Endoscopy for Dogs and Cats
To properly diagnose a medical condition, some pet health problems require a look inside your pet’s body. Concern about internal organs, the need for a tissue sample, or signs of a foreign object inside your pet are some the reasons that your veterinarian may request a closer look at your pet’s internal structure. While this can be, and traditionally has been, accomplished through surgery, endoscopy is a less-invasive, nonsurgical option, available in some cases, that allows the veterinarian to see inside your pet, greatly reducing the recovery time and risks of surgery.
To perform an endoscopic procedure, your veterinarian will use a specialized tool called an endoscope. This long, tube-shaped instrument is equipped with a small video lens to see inside your pet’s body, a light to illuminate dark areas, and a biopsy tool that can cut and remove small tissue samples for examination by a pathologist. The endoscope can be used to examine many areas including the nose (rhinoscopy), throat, stomach, and upper intestines (endoscopy), lungs (bronchoscopy), and lower intestinal tract (colonoscopy).
Preparing for Cat or Dog Endoscopy
Prior to some procedures, especially those involving the digestive tract, the doctor may require that your pet be fasted for a certain period of time. Although many human endoscopic procedures can be performed with only a local anesthetic, since your pet does not understand the reasons for the procedure and proceeding with a conscious pet is dangerous, your pet will be placed under general anesthesia. To ensure that your pet is healthy enough to undergo anesthesia, pre-anesthesia lab work and examination are generally required.

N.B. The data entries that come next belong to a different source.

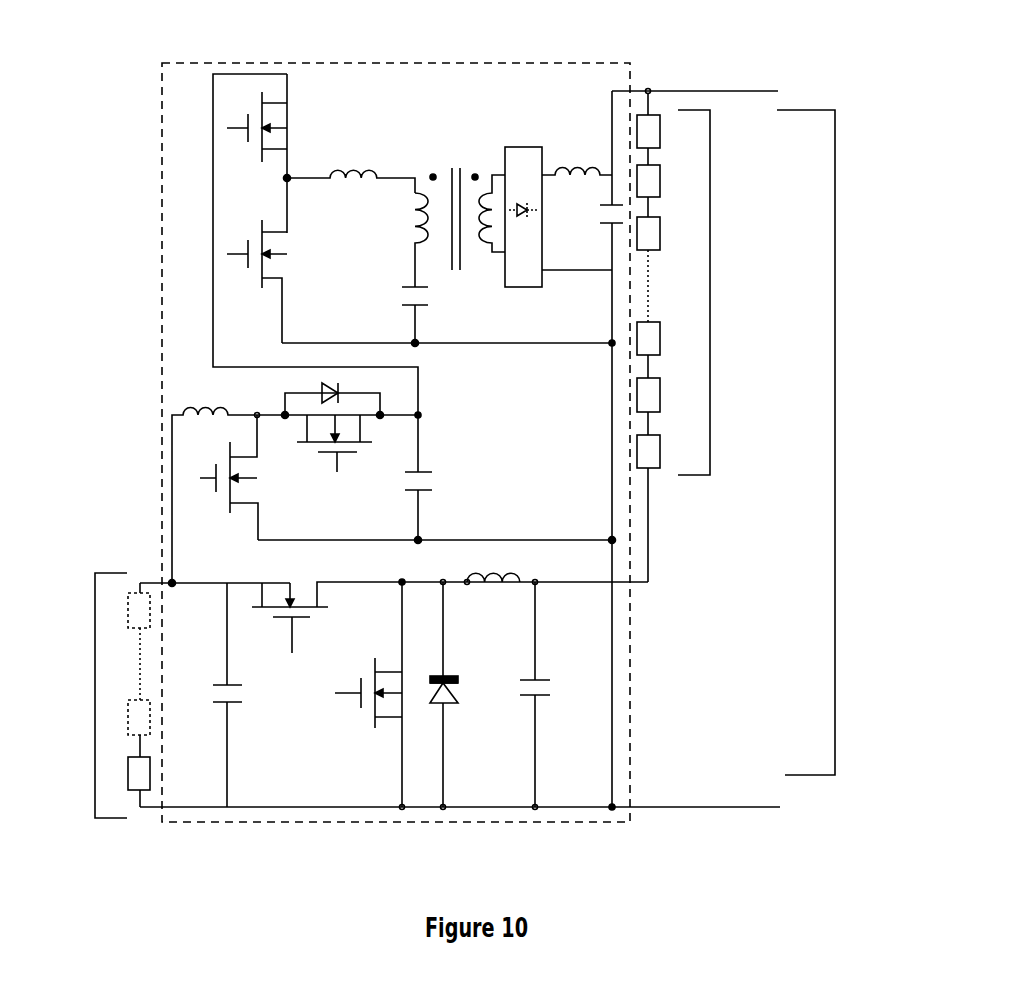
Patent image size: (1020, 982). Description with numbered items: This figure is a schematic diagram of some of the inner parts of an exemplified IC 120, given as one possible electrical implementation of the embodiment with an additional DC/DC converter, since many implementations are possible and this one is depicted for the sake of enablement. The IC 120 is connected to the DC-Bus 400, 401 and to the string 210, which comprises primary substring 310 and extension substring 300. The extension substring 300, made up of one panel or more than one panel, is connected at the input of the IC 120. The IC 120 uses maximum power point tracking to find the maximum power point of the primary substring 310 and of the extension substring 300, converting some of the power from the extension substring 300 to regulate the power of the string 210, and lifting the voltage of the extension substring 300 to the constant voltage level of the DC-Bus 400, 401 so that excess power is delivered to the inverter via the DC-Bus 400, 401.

The IC 120 is at (160, 177).
The string 210 is at (835, 445).
The extension substring 300 is at (95, 693).
The primary substring 310 is at (710, 298).
The DC-Bus 400 is at (700, 88).
The DC-Bus 401 is at (717, 812).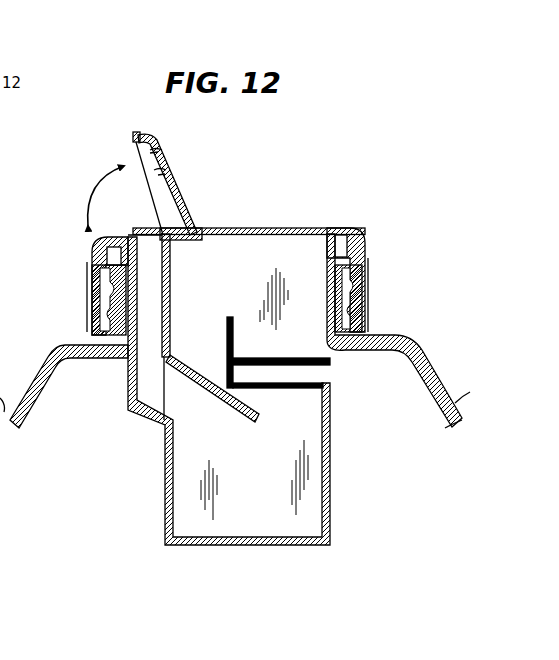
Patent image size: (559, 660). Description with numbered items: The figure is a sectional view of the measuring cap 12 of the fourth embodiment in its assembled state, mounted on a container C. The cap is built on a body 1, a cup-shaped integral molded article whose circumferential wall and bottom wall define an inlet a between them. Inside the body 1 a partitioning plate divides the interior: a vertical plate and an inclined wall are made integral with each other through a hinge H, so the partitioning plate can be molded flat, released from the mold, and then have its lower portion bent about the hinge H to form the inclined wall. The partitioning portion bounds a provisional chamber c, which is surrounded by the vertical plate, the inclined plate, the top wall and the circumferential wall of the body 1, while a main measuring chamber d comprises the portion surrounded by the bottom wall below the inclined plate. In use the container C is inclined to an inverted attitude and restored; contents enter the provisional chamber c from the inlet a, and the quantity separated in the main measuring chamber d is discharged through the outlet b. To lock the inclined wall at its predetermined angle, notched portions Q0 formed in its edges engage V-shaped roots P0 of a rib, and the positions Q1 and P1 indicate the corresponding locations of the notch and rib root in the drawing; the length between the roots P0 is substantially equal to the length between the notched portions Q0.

The measuring cap 12 is at (372, 232).
The body 1 is at (341, 493).
The inlet a is at (322, 372).
The outlet b is at (148, 285).
The provisional chamber c is at (272, 252).
The main measuring chamber d is at (263, 527).
The hinge H is at (130, 384).
The container C is at (32, 368).
The valve open position Q1 is at (197, 385).
The notched portion Q0 is at (235, 397).
The valve open position P1 is at (197, 385).
The V-shaped root of rib P0 is at (240, 397).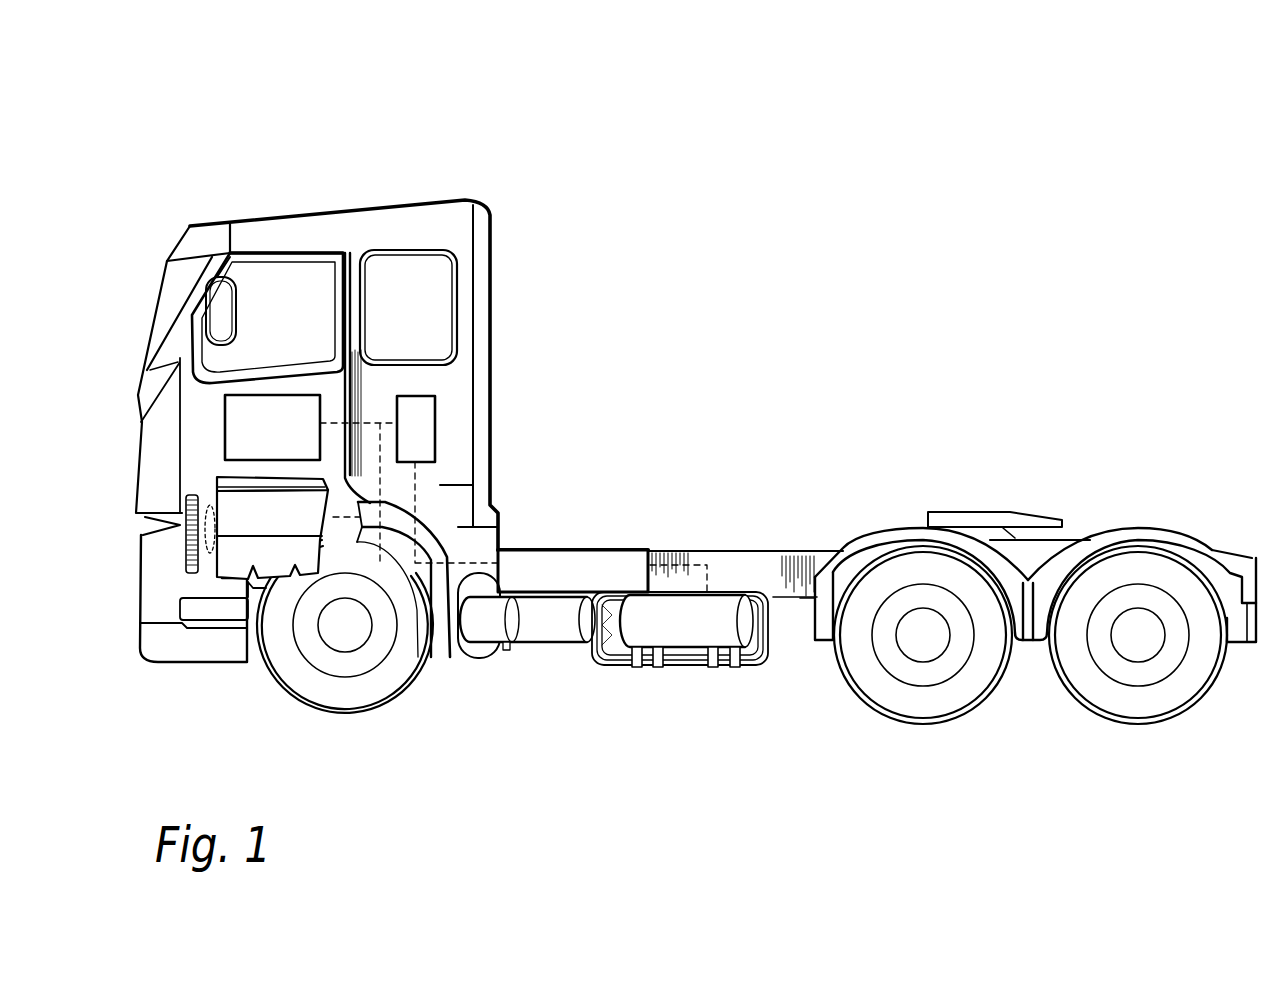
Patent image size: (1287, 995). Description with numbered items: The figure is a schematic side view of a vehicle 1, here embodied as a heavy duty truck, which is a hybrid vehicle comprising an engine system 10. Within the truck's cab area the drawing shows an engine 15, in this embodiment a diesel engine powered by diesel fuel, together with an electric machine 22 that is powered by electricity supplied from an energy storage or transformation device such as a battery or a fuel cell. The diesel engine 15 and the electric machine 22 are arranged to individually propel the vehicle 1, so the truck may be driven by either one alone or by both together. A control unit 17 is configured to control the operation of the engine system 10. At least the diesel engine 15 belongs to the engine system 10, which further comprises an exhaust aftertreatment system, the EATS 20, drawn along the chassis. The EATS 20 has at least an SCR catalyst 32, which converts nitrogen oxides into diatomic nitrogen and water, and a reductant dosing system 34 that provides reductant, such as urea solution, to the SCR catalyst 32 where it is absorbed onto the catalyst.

The vehicle 1 is at (188, 114).
The engine system 10 is at (516, 500).
The diesel engine 15 is at (220, 582).
The control unit 17 is at (437, 422).
The EATS 20 is at (522, 742).
The electric machine 22 is at (225, 432).
The SCR catalyst 32 is at (688, 623).
The reductant dosing system 34 is at (627, 548).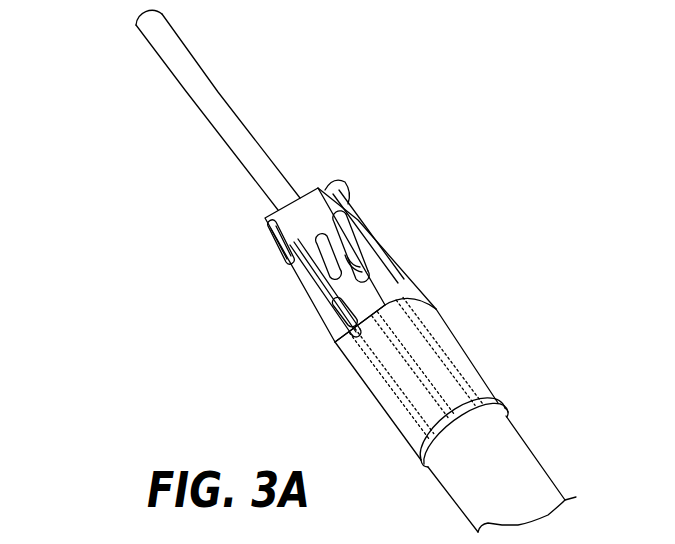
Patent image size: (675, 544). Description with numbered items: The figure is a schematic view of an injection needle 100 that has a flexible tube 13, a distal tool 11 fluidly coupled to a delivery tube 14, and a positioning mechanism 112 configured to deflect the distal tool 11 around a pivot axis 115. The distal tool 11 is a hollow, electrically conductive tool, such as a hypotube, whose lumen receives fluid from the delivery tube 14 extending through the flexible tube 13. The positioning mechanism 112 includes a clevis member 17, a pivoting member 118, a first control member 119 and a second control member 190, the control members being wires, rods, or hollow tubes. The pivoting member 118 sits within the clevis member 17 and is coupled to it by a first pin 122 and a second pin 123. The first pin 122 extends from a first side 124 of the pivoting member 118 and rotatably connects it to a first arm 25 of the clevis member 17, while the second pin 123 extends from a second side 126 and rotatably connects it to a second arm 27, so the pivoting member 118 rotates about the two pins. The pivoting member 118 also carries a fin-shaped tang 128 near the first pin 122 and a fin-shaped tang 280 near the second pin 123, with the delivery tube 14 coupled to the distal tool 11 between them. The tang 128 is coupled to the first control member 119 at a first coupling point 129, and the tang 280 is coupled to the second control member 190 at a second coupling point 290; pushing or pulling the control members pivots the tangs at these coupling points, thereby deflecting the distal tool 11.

The injection needle 100 is at (110, 158).
The distal tool 11 is at (215, 83).
The pivoting member 118 is at (304, 185).
The second pin 123 is at (337, 184).
The second side 126 is at (372, 211).
The tang 280 is at (389, 249).
The second arm 27 is at (392, 253).
The second coupling point 290 is at (391, 285).
The delivery tube 14 is at (410, 293).
The positioning mechanism 112 is at (496, 249).
The clevis member 17 is at (361, 386).
The second control member 190 is at (446, 350).
The first control member 119 is at (411, 420).
The flexible tube 13 is at (530, 450).
The first pin 122 is at (276, 253).
The first side 124 is at (244, 262).
The pivot axis 115 is at (273, 258).
The first arm 25 is at (301, 298).
The tang 128 is at (312, 303).
The first coupling point 129 is at (354, 337).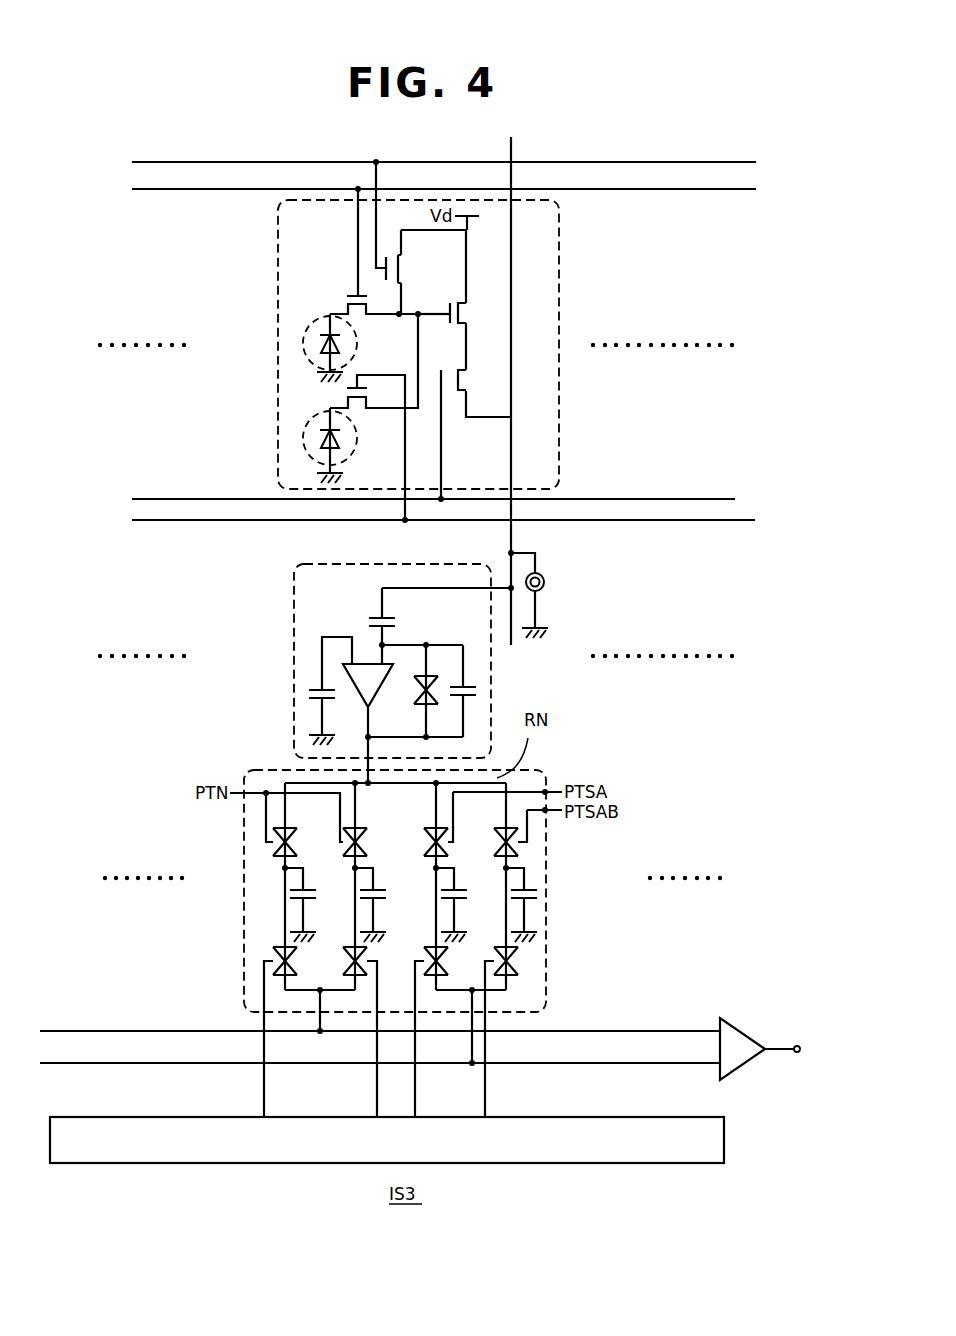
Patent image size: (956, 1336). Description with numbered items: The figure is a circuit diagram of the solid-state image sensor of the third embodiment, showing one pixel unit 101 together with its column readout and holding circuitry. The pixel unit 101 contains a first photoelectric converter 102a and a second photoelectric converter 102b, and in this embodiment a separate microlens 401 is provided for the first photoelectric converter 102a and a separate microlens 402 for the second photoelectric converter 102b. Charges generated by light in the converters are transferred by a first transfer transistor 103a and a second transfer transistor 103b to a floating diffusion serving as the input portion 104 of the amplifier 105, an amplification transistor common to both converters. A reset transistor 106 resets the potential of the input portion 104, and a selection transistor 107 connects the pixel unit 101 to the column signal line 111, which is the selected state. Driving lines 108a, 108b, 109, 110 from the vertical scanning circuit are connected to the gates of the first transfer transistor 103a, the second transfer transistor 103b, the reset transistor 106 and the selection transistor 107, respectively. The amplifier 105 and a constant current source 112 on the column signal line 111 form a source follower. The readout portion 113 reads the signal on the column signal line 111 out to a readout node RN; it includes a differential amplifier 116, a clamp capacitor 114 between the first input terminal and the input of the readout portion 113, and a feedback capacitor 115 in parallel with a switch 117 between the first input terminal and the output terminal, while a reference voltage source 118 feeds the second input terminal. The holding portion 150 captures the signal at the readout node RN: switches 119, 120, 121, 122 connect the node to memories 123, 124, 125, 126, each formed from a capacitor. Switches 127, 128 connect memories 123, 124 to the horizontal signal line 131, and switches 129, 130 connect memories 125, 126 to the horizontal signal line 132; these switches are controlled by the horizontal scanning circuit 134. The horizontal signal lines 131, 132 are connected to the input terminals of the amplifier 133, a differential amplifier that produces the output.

The pixel unit 101 is at (560, 262).
The first photoelectric converter 102a is at (318, 343).
The second photoelectric converter 102b is at (318, 442).
The first transfer transistor 103a is at (356, 294).
The second transfer transistor 103b is at (346, 394).
The input portion 104 is at (436, 318).
The amplifier 105 is at (462, 312).
The reset transistor 106 is at (403, 268).
The selection transistor 107 is at (468, 374).
The driving line 108a is at (770, 180).
The driving line 108b is at (755, 520).
The driving line 109 is at (770, 153).
The driving line 110 is at (735, 499).
The column signal line 111 is at (513, 536).
The constant current source 112 is at (545, 578).
The readout portion 113 is at (292, 607).
The clamp capacitor 114 is at (369, 618).
The feedback capacitor 115 is at (478, 688).
The differential amplifier 116 is at (360, 694).
The switch 117 is at (414, 694).
The reference voltage source 118 is at (300, 694).
The switch 119 is at (294, 836).
The switch 120 is at (378, 824).
The switch 121 is at (426, 838).
The switch 122 is at (494, 836).
The memory 123 is at (312, 882).
The memory 124 is at (382, 882).
The memory 125 is at (462, 882).
The memory 126 is at (536, 884).
The switch 127 is at (278, 948).
The switch 128 is at (348, 948).
The switch 129 is at (428, 948).
The switch 130 is at (498, 948).
The horizontal signal line 131 is at (74, 1030).
The horizontal signal line 132 is at (74, 1065).
The amplifier 133 is at (745, 1066).
The horizontal scanning circuit 134 is at (724, 1140).
The holding portion 150 is at (547, 944).
The microlens 401 is at (283, 334).
The microlens 402 is at (283, 445).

What Happens After Endoscopy for dogs and cats?
After the procedure, your pet will be monitored to help ensure proper recovery following anesthesia. Hopefully, your veterinarian will then have enough information to guide the next steps towards your pet’s recovery. However, it is common that you will have to wait several days for a pathologist’s report to return for final diagnosis. In some cases, endoscopy is not enough to make a final diagnosis. Since some parts of your pet’s body cannot be accessed by an endoscope and the veterinarian may discover that there are no observable abnormalities, further testing or surgery may still be required for complete diagnosis and treatment. Success and complication rates, probability of an effective diagnosis, and risks of the procedure should be discussed with the doctor prior to endoscopy for your dog or cat.